Updated On: 05 December, 2023 01:05 AM IST | Mumbai | Tanishka D’Lyma
After girl dinners and funny spin-offs like parent dinners and guy dinners, we are curious about what chef dinners look like. Five culinary experts take us through their personal menus after a day of tasting through food prep and service

Delzad K Avari
Chef Delzad K Avari, chef and founder of Del’z Kitchen
During service when you’re sending out food or at the stove, there is no time to eat. But we remember to keep hydrating. Post service, we move to comfort food, something that’s easy to pick up or cook. When I was in the Caribbean, post service, I would pick up a doner kebab or shawarma from street-side stalls. They would sell a chole puri-like dish called doubles, which had a flat puri topped with imli chutney and hot pepper sauce; another favourite was aloo pie, an oblong dough with aloo and jeera that was filled with chana masala or chowmein.
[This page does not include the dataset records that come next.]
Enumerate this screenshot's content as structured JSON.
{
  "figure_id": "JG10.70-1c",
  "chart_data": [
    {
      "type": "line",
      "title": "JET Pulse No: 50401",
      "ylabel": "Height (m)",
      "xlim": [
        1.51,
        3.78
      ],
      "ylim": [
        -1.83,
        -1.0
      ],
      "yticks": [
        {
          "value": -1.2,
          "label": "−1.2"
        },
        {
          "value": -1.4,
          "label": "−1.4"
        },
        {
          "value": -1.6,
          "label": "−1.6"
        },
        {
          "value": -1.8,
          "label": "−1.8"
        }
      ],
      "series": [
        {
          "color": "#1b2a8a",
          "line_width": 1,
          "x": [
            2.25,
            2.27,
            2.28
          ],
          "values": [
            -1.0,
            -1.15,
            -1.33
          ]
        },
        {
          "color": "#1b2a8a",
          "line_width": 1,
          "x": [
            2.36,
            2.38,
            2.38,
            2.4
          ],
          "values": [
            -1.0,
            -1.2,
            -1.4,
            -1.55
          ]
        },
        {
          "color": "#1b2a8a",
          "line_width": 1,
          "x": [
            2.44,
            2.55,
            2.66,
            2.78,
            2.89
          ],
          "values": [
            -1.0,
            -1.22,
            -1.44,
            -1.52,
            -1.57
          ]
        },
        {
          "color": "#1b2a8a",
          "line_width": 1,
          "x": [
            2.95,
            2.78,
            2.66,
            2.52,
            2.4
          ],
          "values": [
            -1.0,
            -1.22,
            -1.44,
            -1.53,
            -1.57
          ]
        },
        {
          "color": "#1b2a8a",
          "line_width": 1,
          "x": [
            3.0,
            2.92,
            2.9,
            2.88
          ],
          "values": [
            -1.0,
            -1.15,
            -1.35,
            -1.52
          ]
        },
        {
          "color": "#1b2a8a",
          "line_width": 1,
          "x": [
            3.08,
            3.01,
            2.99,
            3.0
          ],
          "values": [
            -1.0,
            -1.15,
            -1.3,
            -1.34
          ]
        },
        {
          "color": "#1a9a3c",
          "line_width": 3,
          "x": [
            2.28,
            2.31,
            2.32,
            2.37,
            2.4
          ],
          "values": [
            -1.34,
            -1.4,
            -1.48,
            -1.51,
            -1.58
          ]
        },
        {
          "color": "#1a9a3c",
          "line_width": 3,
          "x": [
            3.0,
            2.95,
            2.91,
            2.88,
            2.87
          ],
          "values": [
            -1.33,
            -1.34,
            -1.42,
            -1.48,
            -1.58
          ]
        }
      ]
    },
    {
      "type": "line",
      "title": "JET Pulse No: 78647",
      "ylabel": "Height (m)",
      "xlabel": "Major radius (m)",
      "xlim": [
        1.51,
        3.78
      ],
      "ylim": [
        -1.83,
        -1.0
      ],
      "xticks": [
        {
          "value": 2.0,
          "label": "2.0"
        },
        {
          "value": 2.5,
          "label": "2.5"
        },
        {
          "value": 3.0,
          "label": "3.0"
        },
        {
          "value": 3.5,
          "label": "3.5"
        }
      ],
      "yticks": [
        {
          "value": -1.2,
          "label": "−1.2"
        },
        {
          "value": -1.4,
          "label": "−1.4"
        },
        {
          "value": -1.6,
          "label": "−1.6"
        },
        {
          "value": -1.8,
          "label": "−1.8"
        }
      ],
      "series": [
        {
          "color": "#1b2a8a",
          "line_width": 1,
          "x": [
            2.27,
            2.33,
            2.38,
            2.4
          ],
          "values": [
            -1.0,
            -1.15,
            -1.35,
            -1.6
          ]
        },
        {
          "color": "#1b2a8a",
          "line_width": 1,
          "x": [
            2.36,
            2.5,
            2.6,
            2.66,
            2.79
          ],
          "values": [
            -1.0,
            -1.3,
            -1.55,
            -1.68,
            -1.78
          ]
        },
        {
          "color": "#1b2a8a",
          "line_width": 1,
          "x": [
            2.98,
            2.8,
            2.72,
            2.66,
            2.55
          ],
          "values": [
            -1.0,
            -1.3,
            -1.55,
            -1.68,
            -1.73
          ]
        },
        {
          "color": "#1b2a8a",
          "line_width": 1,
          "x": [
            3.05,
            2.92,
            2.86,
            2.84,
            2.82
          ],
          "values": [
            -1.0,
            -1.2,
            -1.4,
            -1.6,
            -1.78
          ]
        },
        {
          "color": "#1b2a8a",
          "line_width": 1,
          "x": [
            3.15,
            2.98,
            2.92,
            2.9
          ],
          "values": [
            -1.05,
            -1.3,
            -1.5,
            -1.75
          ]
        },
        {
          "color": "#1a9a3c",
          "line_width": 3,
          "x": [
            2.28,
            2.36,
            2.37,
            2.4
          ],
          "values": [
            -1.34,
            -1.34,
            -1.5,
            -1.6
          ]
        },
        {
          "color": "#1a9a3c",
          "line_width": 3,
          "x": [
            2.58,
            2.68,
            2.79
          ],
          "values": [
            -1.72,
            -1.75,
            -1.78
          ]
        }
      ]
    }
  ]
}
And if I was eating at home, it would be a simple sandwich of cold cuts, or my secret guilty pleasure, ramen. When I was working at the Taj Mahal Hotel, I would head to Bademiya nearby. After 12 to 14 hours of cooking, tasting and service, you don’t really want to spend time making anything. You want to just plonk yourself in front of the television, eat and sleep!
Pro-tip for a quick filling meal: Stock salad leaves in the refrigerator. Keep a pre-made salad dressing of honey, mustard and balsamic. You can toss it together with a protein like boiled eggs and your favourite veggies.